On 26 April 2018, the UK government ratified the Unified Patent Court Agreement, bringing one step closer the possibility of achieving a Unitary Patent effective in multiple participating European countries, as well as the setting up of a new international court to rule on infringement and validity disputes. Ratification by Germany is now the last major obstacle that stands in the way of implementation of the new arrangements – but this is currently on hold, pending the outcome of a challenge filed with the German Constitutional Court. If and when this last obstacle is removed, the new system will come into force.
The European Patent Office has existed since 1978, and already grants European patents covering over 40 countries, both inside and outside the European Union. However, upon grant, a European Patent (a “Classical European Patent”) must be separately validated in each individual country in order to come into force - often involving translations and appointment of local attorneys at significant cost. After grant, each national validation is treated separately as far as matters such as renewals and infringement actions are concerned.
Under the new system, a “European Patent with Unitary Effect” (or Unitary Patent) will be available upon grant of a European patent application, as an optional alternative to a “Classical European Patent” – which will allow a much more streamlined (and potentially significantly cheaper) procedure for bringing the patent into force in all participating countries. Such Unitary Patents will automatically come under the jurisdiction of the new Unified Patent Court (UPC), which will have major divisions based in London, Munich and Paris, as well as subsidiary divisions in a number of other locations. The UPC will have jurisdiction to judge on issues of both infringement and validity of Unitary Patents and make orders that are effective in all participating countries. This will potentially lead to a substantial cost saving compared to the current country-by-country procedures.

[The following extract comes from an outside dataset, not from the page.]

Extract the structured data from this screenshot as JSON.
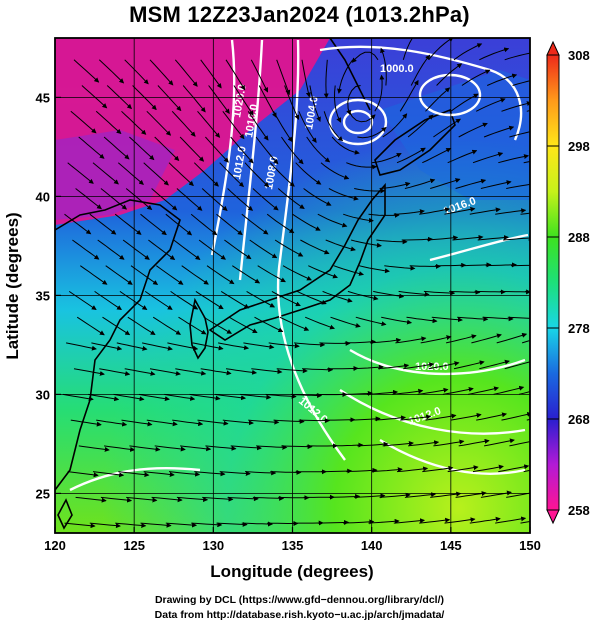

The UPC will also, by default, have jurisdiction over existing and future “Classical European Patents”, insofar as they cover participating countries. However, for the proprietors of European patents that have been validated on a country-by-country basis and who do not wish to submit to such jurisdiction (for example, because of the possibility of central revocation), there will for at least the first seven years be the option to opt out of the UPC system.

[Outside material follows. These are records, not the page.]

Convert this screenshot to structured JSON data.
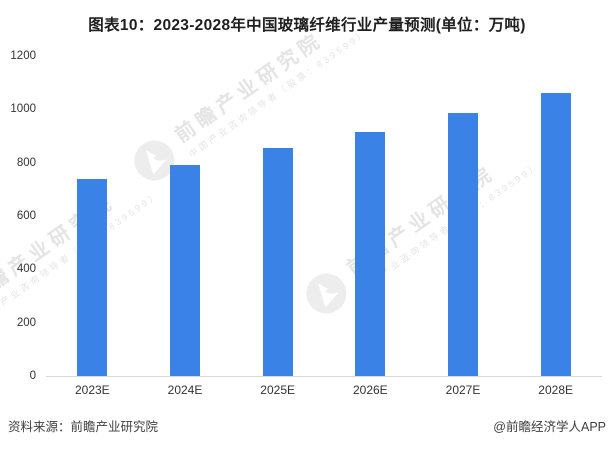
{
  "title": "图表10：2023-2028年中国玻璃纤维行业产量预测(单位：万吨)",
  "chart_data": {
    "type": "bar",
    "title": "图表10：2023-2028年中国玻璃纤维行业产量预测(单位：万吨)",
    "unit": "万吨",
    "categories": [
      "2023E",
      "2024E",
      "2025E",
      "2026E",
      "2027E",
      "2028E"
    ],
    "values": [
      740,
      790,
      855,
      915,
      985,
      1060
    ],
    "xlabel": "",
    "ylabel": "",
    "ylim": [
      0,
      1200
    ],
    "yticks": [
      0,
      200,
      400,
      600,
      800,
      1000,
      1200
    ],
    "grid": false,
    "legend": "none",
    "bar_color": "#3b82e6",
    "axis_line_color": "#d9d9d9"
  },
  "footer": {
    "source": "资料来源：前瞻产业研究院",
    "credit": "@前瞻经济学人APP"
  },
  "watermark": {
    "brand": "前瞻产业研究院",
    "subtitle": "中国产业咨询领导者（股票：839599）",
    "logo": "qianzhan-bird-logo"
  }
}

At present, the UPC Agreement has been ratified by Austria, Belgium, Bulgaria, Denmark, Estonia, Finland, France, Italy, Latvia, Lithuania, Luxembourg, Malta, Netherlands, Portugal, Sweden and the United Kingdom. When Germany ratifies, the new system may be expected to enter into force in respect of these countries, along with any other EU countries which have ratified in the meantime. Ratifications are expected in due course by Cyprus, Czech Republic, Greece, Hungary, Ireland, Romania, Slovakia and Slovenia. Croatia, Poland and Spain have indicated that they will not be participating in the new system. For all countries covered by a European patent that are not participating in the new system, national validation will remain the way to achieve protection, just as at present, and the ensuing national patent rights will not be subject to the jurisdiction of the UPC.